Cuando el jeque Iezid dejó la hostería, hablé al calculador porque creí que el compromiso era superior a sus fuerzas.

—Beremiz, escucha. En todo esto hay un punto oscuro para mí. ¿Cómo vas a poder enseñar matemática a una joven cuando en verdad nunca estudiaste esta ciencia en los libros ni asististe a las lecciones de los ulemas? ¿Cómo lograste aprender el cálculo que aplicas con tanta brillantez y oportunidad? Bien sé, ¡oh Calculador!, que empezaste a desvelar los misterios de la matemática entre ovejas, higueras y bandadas de pájaros, cuando eras pastor allá en tu tierra...

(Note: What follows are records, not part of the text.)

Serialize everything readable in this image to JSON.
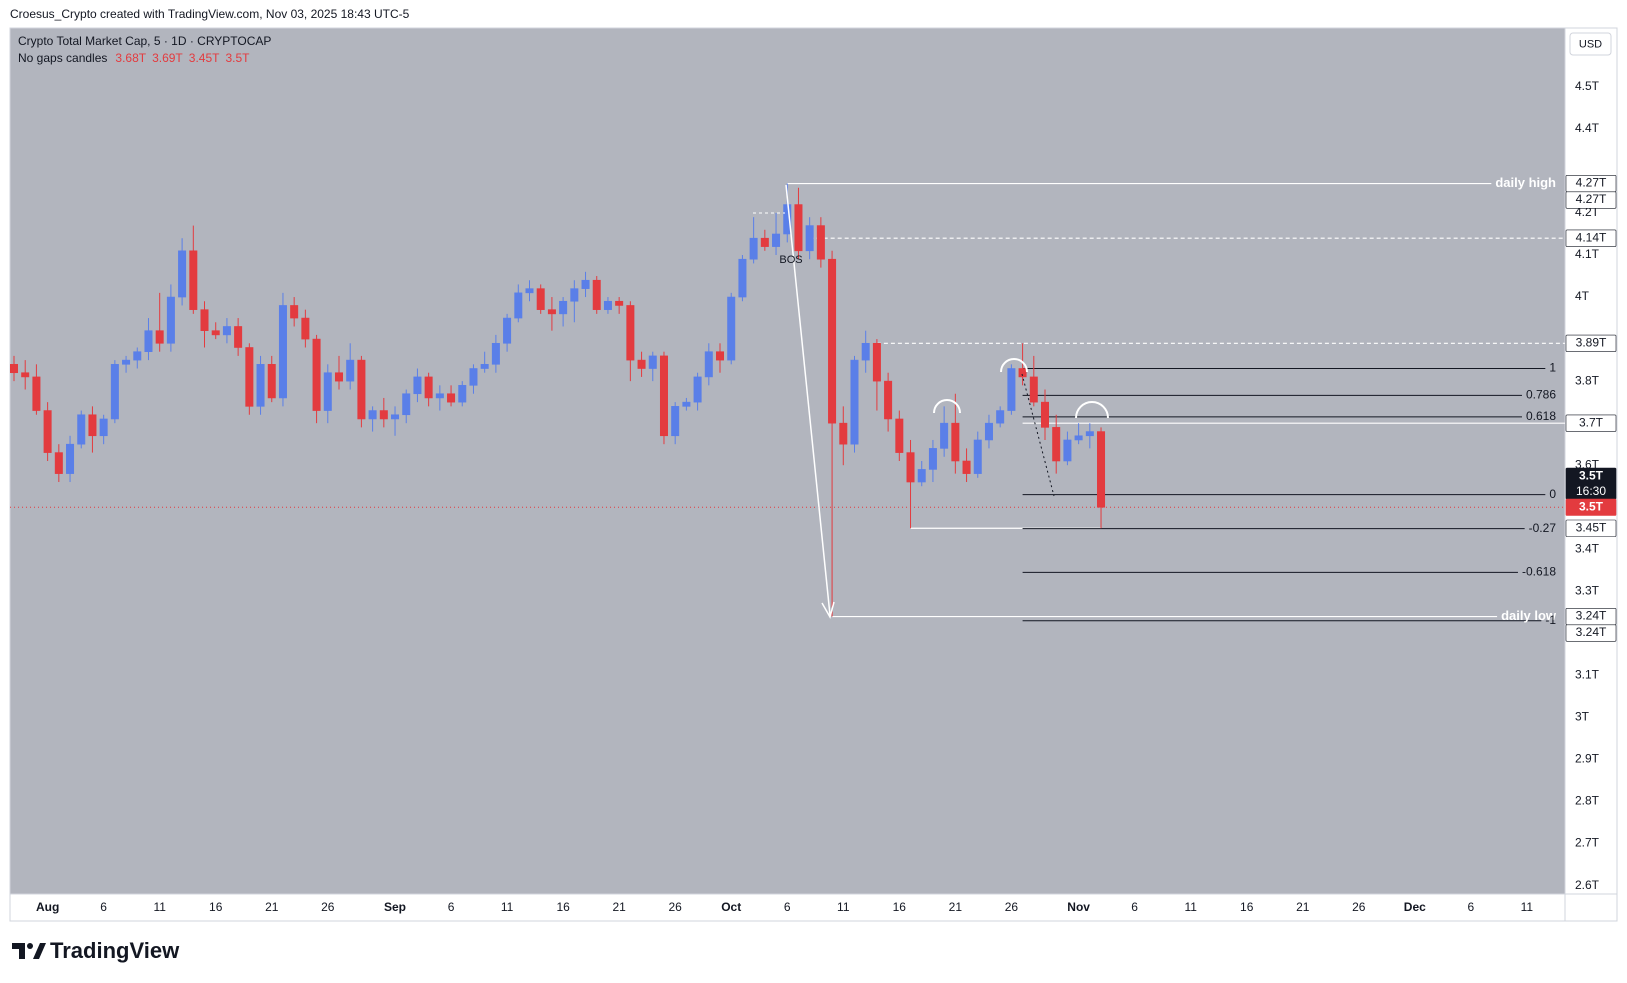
{
  "header": {
    "credit": "Croesus_Crypto created with TradingView.com, Nov 03, 2025 18:43 UTC-5",
    "logo": "TradingView"
  },
  "chart_data": {
    "type": "candlestick",
    "title": "Crypto Total Market Cap, 5 · 1D · CRYPTOCAP",
    "indicator": "No gaps candles",
    "ohlc_labels": [
      "3.68T",
      "3.69T",
      "3.45T",
      "3.5T"
    ],
    "currency": "USD",
    "up_color": "#5a7fe8",
    "down_color": "#e33b3f",
    "background": "#b2b5be",
    "grid": false,
    "xlim": [
      "2025-07-29",
      "2025-12-14"
    ],
    "xticks": [
      {
        "value": "2025-08-01",
        "label": "Aug"
      },
      {
        "value": "2025-08-06",
        "label": "6"
      },
      {
        "value": "2025-08-11",
        "label": "11"
      },
      {
        "value": "2025-08-16",
        "label": "16"
      },
      {
        "value": "2025-08-21",
        "label": "21"
      },
      {
        "value": "2025-08-26",
        "label": "26"
      },
      {
        "value": "2025-09-01",
        "label": "Sep"
      },
      {
        "value": "2025-09-06",
        "label": "6"
      },
      {
        "value": "2025-09-11",
        "label": "11"
      },
      {
        "value": "2025-09-16",
        "label": "16"
      },
      {
        "value": "2025-09-21",
        "label": "21"
      },
      {
        "value": "2025-09-26",
        "label": "26"
      },
      {
        "value": "2025-10-01",
        "label": "Oct"
      },
      {
        "value": "2025-10-06",
        "label": "6"
      },
      {
        "value": "2025-10-11",
        "label": "11"
      },
      {
        "value": "2025-10-16",
        "label": "16"
      },
      {
        "value": "2025-10-21",
        "label": "21"
      },
      {
        "value": "2025-10-26",
        "label": "26"
      },
      {
        "value": "2025-11-01",
        "label": "Nov"
      },
      {
        "value": "2025-11-06",
        "label": "6"
      },
      {
        "value": "2025-11-11",
        "label": "11"
      },
      {
        "value": "2025-11-16",
        "label": "16"
      },
      {
        "value": "2025-11-21",
        "label": "21"
      },
      {
        "value": "2025-11-26",
        "label": "26"
      },
      {
        "value": "2025-12-01",
        "label": "Dec"
      },
      {
        "value": "2025-12-06",
        "label": "6"
      },
      {
        "value": "2025-12-11",
        "label": "11"
      }
    ],
    "ylim": [
      2.58,
      4.64
    ],
    "yticks": [
      {
        "value": 4.5,
        "label": "4.5T"
      },
      {
        "value": 4.4,
        "label": "4.4T"
      },
      {
        "value": 4.2,
        "label": "4.2T"
      },
      {
        "value": 4.1,
        "label": "4.1T"
      },
      {
        "value": 4,
        "label": "4T"
      },
      {
        "value": 3.8,
        "label": "3.8T"
      },
      {
        "value": 3.6,
        "label": "3.6T"
      },
      {
        "value": 3.4,
        "label": "3.4T"
      },
      {
        "value": 3.3,
        "label": "3.3T"
      },
      {
        "value": 3.1,
        "label": "3.1T"
      },
      {
        "value": 3,
        "label": "3T"
      },
      {
        "value": 2.9,
        "label": "2.9T"
      },
      {
        "value": 2.8,
        "label": "2.8T"
      },
      {
        "value": 2.7,
        "label": "2.7T"
      },
      {
        "value": 2.6,
        "label": "2.6T"
      }
    ],
    "candles": [
      {
        "x": "2025-07-29",
        "open": 3.84,
        "high": 3.86,
        "low": 3.8,
        "close": 3.82
      },
      {
        "x": "2025-07-30",
        "open": 3.82,
        "high": 3.85,
        "low": 3.78,
        "close": 3.81
      },
      {
        "x": "2025-07-31",
        "open": 3.81,
        "high": 3.84,
        "low": 3.72,
        "close": 3.73
      },
      {
        "x": "2025-08-01",
        "open": 3.73,
        "high": 3.75,
        "low": 3.61,
        "close": 3.63
      },
      {
        "x": "2025-08-02",
        "open": 3.63,
        "high": 3.65,
        "low": 3.56,
        "close": 3.58
      },
      {
        "x": "2025-08-03",
        "open": 3.58,
        "high": 3.67,
        "low": 3.56,
        "close": 3.65
      },
      {
        "x": "2025-08-04",
        "open": 3.65,
        "high": 3.73,
        "low": 3.64,
        "close": 3.72
      },
      {
        "x": "2025-08-05",
        "open": 3.72,
        "high": 3.74,
        "low": 3.63,
        "close": 3.67
      },
      {
        "x": "2025-08-06",
        "open": 3.67,
        "high": 3.72,
        "low": 3.65,
        "close": 3.71
      },
      {
        "x": "2025-08-07",
        "open": 3.71,
        "high": 3.85,
        "low": 3.7,
        "close": 3.84
      },
      {
        "x": "2025-08-08",
        "open": 3.84,
        "high": 3.86,
        "low": 3.82,
        "close": 3.85
      },
      {
        "x": "2025-08-09",
        "open": 3.85,
        "high": 3.88,
        "low": 3.83,
        "close": 3.87
      },
      {
        "x": "2025-08-10",
        "open": 3.87,
        "high": 3.95,
        "low": 3.85,
        "close": 3.92
      },
      {
        "x": "2025-08-11",
        "open": 3.92,
        "high": 4.01,
        "low": 3.87,
        "close": 3.89
      },
      {
        "x": "2025-08-12",
        "open": 3.89,
        "high": 4.03,
        "low": 3.87,
        "close": 4.0
      },
      {
        "x": "2025-08-13",
        "open": 4.0,
        "high": 4.14,
        "low": 3.98,
        "close": 4.11
      },
      {
        "x": "2025-08-14",
        "open": 4.11,
        "high": 4.17,
        "low": 3.96,
        "close": 3.97
      },
      {
        "x": "2025-08-15",
        "open": 3.97,
        "high": 3.99,
        "low": 3.88,
        "close": 3.92
      },
      {
        "x": "2025-08-16",
        "open": 3.92,
        "high": 3.94,
        "low": 3.9,
        "close": 3.91
      },
      {
        "x": "2025-08-17",
        "open": 3.91,
        "high": 3.95,
        "low": 3.89,
        "close": 3.93
      },
      {
        "x": "2025-08-18",
        "open": 3.93,
        "high": 3.95,
        "low": 3.86,
        "close": 3.88
      },
      {
        "x": "2025-08-19",
        "open": 3.88,
        "high": 3.89,
        "low": 3.72,
        "close": 3.74
      },
      {
        "x": "2025-08-20",
        "open": 3.74,
        "high": 3.86,
        "low": 3.72,
        "close": 3.84
      },
      {
        "x": "2025-08-21",
        "open": 3.84,
        "high": 3.86,
        "low": 3.75,
        "close": 3.76
      },
      {
        "x": "2025-08-22",
        "open": 3.76,
        "high": 4.01,
        "low": 3.74,
        "close": 3.98
      },
      {
        "x": "2025-08-23",
        "open": 3.98,
        "high": 4.0,
        "low": 3.93,
        "close": 3.95
      },
      {
        "x": "2025-08-24",
        "open": 3.95,
        "high": 3.97,
        "low": 3.88,
        "close": 3.9
      },
      {
        "x": "2025-08-25",
        "open": 3.9,
        "high": 3.91,
        "low": 3.7,
        "close": 3.73
      },
      {
        "x": "2025-08-26",
        "open": 3.73,
        "high": 3.84,
        "low": 3.7,
        "close": 3.82
      },
      {
        "x": "2025-08-27",
        "open": 3.82,
        "high": 3.86,
        "low": 3.78,
        "close": 3.8
      },
      {
        "x": "2025-08-28",
        "open": 3.8,
        "high": 3.89,
        "low": 3.78,
        "close": 3.85
      },
      {
        "x": "2025-08-29",
        "open": 3.85,
        "high": 3.86,
        "low": 3.69,
        "close": 3.71
      },
      {
        "x": "2025-08-30",
        "open": 3.71,
        "high": 3.74,
        "low": 3.68,
        "close": 3.73
      },
      {
        "x": "2025-08-31",
        "open": 3.73,
        "high": 3.76,
        "low": 3.69,
        "close": 3.71
      },
      {
        "x": "2025-09-01",
        "open": 3.71,
        "high": 3.74,
        "low": 3.67,
        "close": 3.72
      },
      {
        "x": "2025-09-02",
        "open": 3.72,
        "high": 3.78,
        "low": 3.7,
        "close": 3.77
      },
      {
        "x": "2025-09-03",
        "open": 3.77,
        "high": 3.83,
        "low": 3.75,
        "close": 3.81
      },
      {
        "x": "2025-09-04",
        "open": 3.81,
        "high": 3.82,
        "low": 3.74,
        "close": 3.76
      },
      {
        "x": "2025-09-05",
        "open": 3.76,
        "high": 3.79,
        "low": 3.73,
        "close": 3.77
      },
      {
        "x": "2025-09-06",
        "open": 3.77,
        "high": 3.79,
        "low": 3.74,
        "close": 3.75
      },
      {
        "x": "2025-09-07",
        "open": 3.75,
        "high": 3.8,
        "low": 3.74,
        "close": 3.79
      },
      {
        "x": "2025-09-08",
        "open": 3.79,
        "high": 3.84,
        "low": 3.77,
        "close": 3.83
      },
      {
        "x": "2025-09-09",
        "open": 3.83,
        "high": 3.87,
        "low": 3.82,
        "close": 3.84
      },
      {
        "x": "2025-09-10",
        "open": 3.84,
        "high": 3.91,
        "low": 3.82,
        "close": 3.89
      },
      {
        "x": "2025-09-11",
        "open": 3.89,
        "high": 3.96,
        "low": 3.87,
        "close": 3.95
      },
      {
        "x": "2025-09-12",
        "open": 3.95,
        "high": 4.03,
        "low": 3.94,
        "close": 4.01
      },
      {
        "x": "2025-09-13",
        "open": 4.01,
        "high": 4.04,
        "low": 3.99,
        "close": 4.02
      },
      {
        "x": "2025-09-14",
        "open": 4.02,
        "high": 4.03,
        "low": 3.96,
        "close": 3.97
      },
      {
        "x": "2025-09-15",
        "open": 3.97,
        "high": 4.0,
        "low": 3.92,
        "close": 3.96
      },
      {
        "x": "2025-09-16",
        "open": 3.96,
        "high": 4.0,
        "low": 3.93,
        "close": 3.99
      },
      {
        "x": "2025-09-17",
        "open": 3.99,
        "high": 4.04,
        "low": 3.94,
        "close": 4.02
      },
      {
        "x": "2025-09-18",
        "open": 4.02,
        "high": 4.06,
        "low": 4.0,
        "close": 4.04
      },
      {
        "x": "2025-09-19",
        "open": 4.04,
        "high": 4.05,
        "low": 3.96,
        "close": 3.97
      },
      {
        "x": "2025-09-20",
        "open": 3.97,
        "high": 4.0,
        "low": 3.96,
        "close": 3.99
      },
      {
        "x": "2025-09-21",
        "open": 3.99,
        "high": 4.0,
        "low": 3.96,
        "close": 3.98
      },
      {
        "x": "2025-09-22",
        "open": 3.98,
        "high": 3.99,
        "low": 3.8,
        "close": 3.85
      },
      {
        "x": "2025-09-23",
        "open": 3.85,
        "high": 3.87,
        "low": 3.81,
        "close": 3.83
      },
      {
        "x": "2025-09-24",
        "open": 3.83,
        "high": 3.87,
        "low": 3.8,
        "close": 3.86
      },
      {
        "x": "2025-09-25",
        "open": 3.86,
        "high": 3.87,
        "low": 3.65,
        "close": 3.67
      },
      {
        "x": "2025-09-26",
        "open": 3.67,
        "high": 3.75,
        "low": 3.65,
        "close": 3.74
      },
      {
        "x": "2025-09-27",
        "open": 3.74,
        "high": 3.76,
        "low": 3.73,
        "close": 3.75
      },
      {
        "x": "2025-09-28",
        "open": 3.75,
        "high": 3.82,
        "low": 3.73,
        "close": 3.81
      },
      {
        "x": "2025-09-29",
        "open": 3.81,
        "high": 3.89,
        "low": 3.79,
        "close": 3.87
      },
      {
        "x": "2025-09-30",
        "open": 3.87,
        "high": 3.89,
        "low": 3.82,
        "close": 3.85
      },
      {
        "x": "2025-10-01",
        "open": 3.85,
        "high": 4.01,
        "low": 3.84,
        "close": 4.0
      },
      {
        "x": "2025-10-02",
        "open": 4.0,
        "high": 4.1,
        "low": 3.99,
        "close": 4.09
      },
      {
        "x": "2025-10-03",
        "open": 4.09,
        "high": 4.19,
        "low": 4.08,
        "close": 4.14
      },
      {
        "x": "2025-10-04",
        "open": 4.14,
        "high": 4.16,
        "low": 4.11,
        "close": 4.12
      },
      {
        "x": "2025-10-05",
        "open": 4.12,
        "high": 4.2,
        "low": 4.1,
        "close": 4.15
      },
      {
        "x": "2025-10-06",
        "open": 4.15,
        "high": 4.27,
        "low": 4.13,
        "close": 4.22
      },
      {
        "x": "2025-10-07",
        "open": 4.22,
        "high": 4.26,
        "low": 4.09,
        "close": 4.11
      },
      {
        "x": "2025-10-08",
        "open": 4.11,
        "high": 4.19,
        "low": 4.09,
        "close": 4.17
      },
      {
        "x": "2025-10-09",
        "open": 4.17,
        "high": 4.19,
        "low": 4.07,
        "close": 4.09
      },
      {
        "x": "2025-10-10",
        "open": 4.09,
        "high": 4.11,
        "low": 3.24,
        "close": 3.7
      },
      {
        "x": "2025-10-11",
        "open": 3.7,
        "high": 3.74,
        "low": 3.6,
        "close": 3.65
      },
      {
        "x": "2025-10-12",
        "open": 3.65,
        "high": 3.86,
        "low": 3.63,
        "close": 3.85
      },
      {
        "x": "2025-10-13",
        "open": 3.85,
        "high": 3.92,
        "low": 3.82,
        "close": 3.89
      },
      {
        "x": "2025-10-14",
        "open": 3.89,
        "high": 3.9,
        "low": 3.73,
        "close": 3.8
      },
      {
        "x": "2025-10-15",
        "open": 3.8,
        "high": 3.82,
        "low": 3.68,
        "close": 3.71
      },
      {
        "x": "2025-10-16",
        "open": 3.71,
        "high": 3.73,
        "low": 3.61,
        "close": 3.63
      },
      {
        "x": "2025-10-17",
        "open": 3.63,
        "high": 3.66,
        "low": 3.45,
        "close": 3.56
      },
      {
        "x": "2025-10-18",
        "open": 3.56,
        "high": 3.61,
        "low": 3.55,
        "close": 3.59
      },
      {
        "x": "2025-10-19",
        "open": 3.59,
        "high": 3.66,
        "low": 3.56,
        "close": 3.64
      },
      {
        "x": "2025-10-20",
        "open": 3.64,
        "high": 3.74,
        "low": 3.62,
        "close": 3.7
      },
      {
        "x": "2025-10-21",
        "open": 3.7,
        "high": 3.77,
        "low": 3.58,
        "close": 3.61
      },
      {
        "x": "2025-10-22",
        "open": 3.61,
        "high": 3.64,
        "low": 3.56,
        "close": 3.58
      },
      {
        "x": "2025-10-23",
        "open": 3.58,
        "high": 3.68,
        "low": 3.57,
        "close": 3.66
      },
      {
        "x": "2025-10-24",
        "open": 3.66,
        "high": 3.72,
        "low": 3.64,
        "close": 3.7
      },
      {
        "x": "2025-10-25",
        "open": 3.7,
        "high": 3.74,
        "low": 3.69,
        "close": 3.73
      },
      {
        "x": "2025-10-26",
        "open": 3.73,
        "high": 3.84,
        "low": 3.72,
        "close": 3.83
      },
      {
        "x": "2025-10-27",
        "open": 3.83,
        "high": 3.89,
        "low": 3.79,
        "close": 3.81
      },
      {
        "x": "2025-10-28",
        "open": 3.81,
        "high": 3.86,
        "low": 3.74,
        "close": 3.75
      },
      {
        "x": "2025-10-29",
        "open": 3.75,
        "high": 3.78,
        "low": 3.66,
        "close": 3.69
      },
      {
        "x": "2025-10-30",
        "open": 3.69,
        "high": 3.72,
        "low": 3.58,
        "close": 3.61
      },
      {
        "x": "2025-10-31",
        "open": 3.61,
        "high": 3.68,
        "low": 3.6,
        "close": 3.66
      },
      {
        "x": "2025-11-01",
        "open": 3.66,
        "high": 3.7,
        "low": 3.65,
        "close": 3.67
      },
      {
        "x": "2025-11-02",
        "open": 3.67,
        "high": 3.7,
        "low": 3.64,
        "close": 3.68
      },
      {
        "x": "2025-11-03",
        "open": 3.68,
        "high": 3.69,
        "low": 3.45,
        "close": 3.5
      }
    ],
    "lines": [
      {
        "price": 4.27,
        "from": "2025-10-06",
        "style": "solid",
        "label": "daily high"
      },
      {
        "price": 4.14,
        "from": "2025-10-08",
        "style": "dashed"
      },
      {
        "price": 3.89,
        "from": "2025-10-14",
        "style": "dashed"
      },
      {
        "price": 3.7,
        "from": "2025-10-27",
        "style": "solid"
      },
      {
        "price": 3.45,
        "from": "2025-10-17",
        "to": "2025-11-03",
        "style": "solid"
      },
      {
        "price": 3.24,
        "from": "2025-10-10",
        "style": "solid",
        "label": "daily low"
      }
    ],
    "fib": {
      "from": "2025-10-27",
      "levels": [
        {
          "level": 1,
          "price": 3.83
        },
        {
          "level": 0.786,
          "price": 3.766
        },
        {
          "level": 0.618,
          "price": 3.715
        },
        {
          "level": 0,
          "price": 3.53
        },
        {
          "level": -0.27,
          "price": 3.449
        },
        {
          "level": -0.618,
          "price": 3.345
        },
        {
          "level": -1,
          "price": 3.23
        }
      ]
    },
    "bos_label": "BOS",
    "price_labels": [
      {
        "value": 4.27,
        "label": "4.27T",
        "style": "light"
      },
      {
        "value": 4.27,
        "label": "4.27T",
        "style": "light"
      },
      {
        "value": 4.14,
        "label": "4.14T",
        "style": "light"
      },
      {
        "value": 3.89,
        "label": "3.89T",
        "style": "light"
      },
      {
        "value": 3.7,
        "label": "3.7T",
        "style": "light"
      },
      {
        "value": 3.5,
        "label": "3.5T",
        "style": "dark",
        "countdown": "16:30"
      },
      {
        "value": 3.5,
        "label": "3.5T",
        "style": "red"
      },
      {
        "value": 3.45,
        "label": "3.45T",
        "style": "light"
      },
      {
        "value": 3.24,
        "label": "3.24T",
        "style": "light"
      },
      {
        "value": 3.24,
        "label": "3.24T",
        "style": "light"
      }
    ]
  }
}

—¡Bagdalí, estás muy equivocado! —respondió con tranquilidad el calculador—. Mientras cuidaba los rebaños de mi amo, allá en Persia, conocí a un viejo derviche72 llamado Nó-Elim. Una vez, lo salvé de la muerte en medio de una violenta tormenta de arena. Desde aquel día fue mi mejor amigo. Era un hombre sabio y me enseñó muchas cosas útiles y maravillosas.

Luego de las lecciones recibidas de tal maestro, soy capaz de enseñar geometría hasta el último libro del inolvidable Euclides alejandrino73.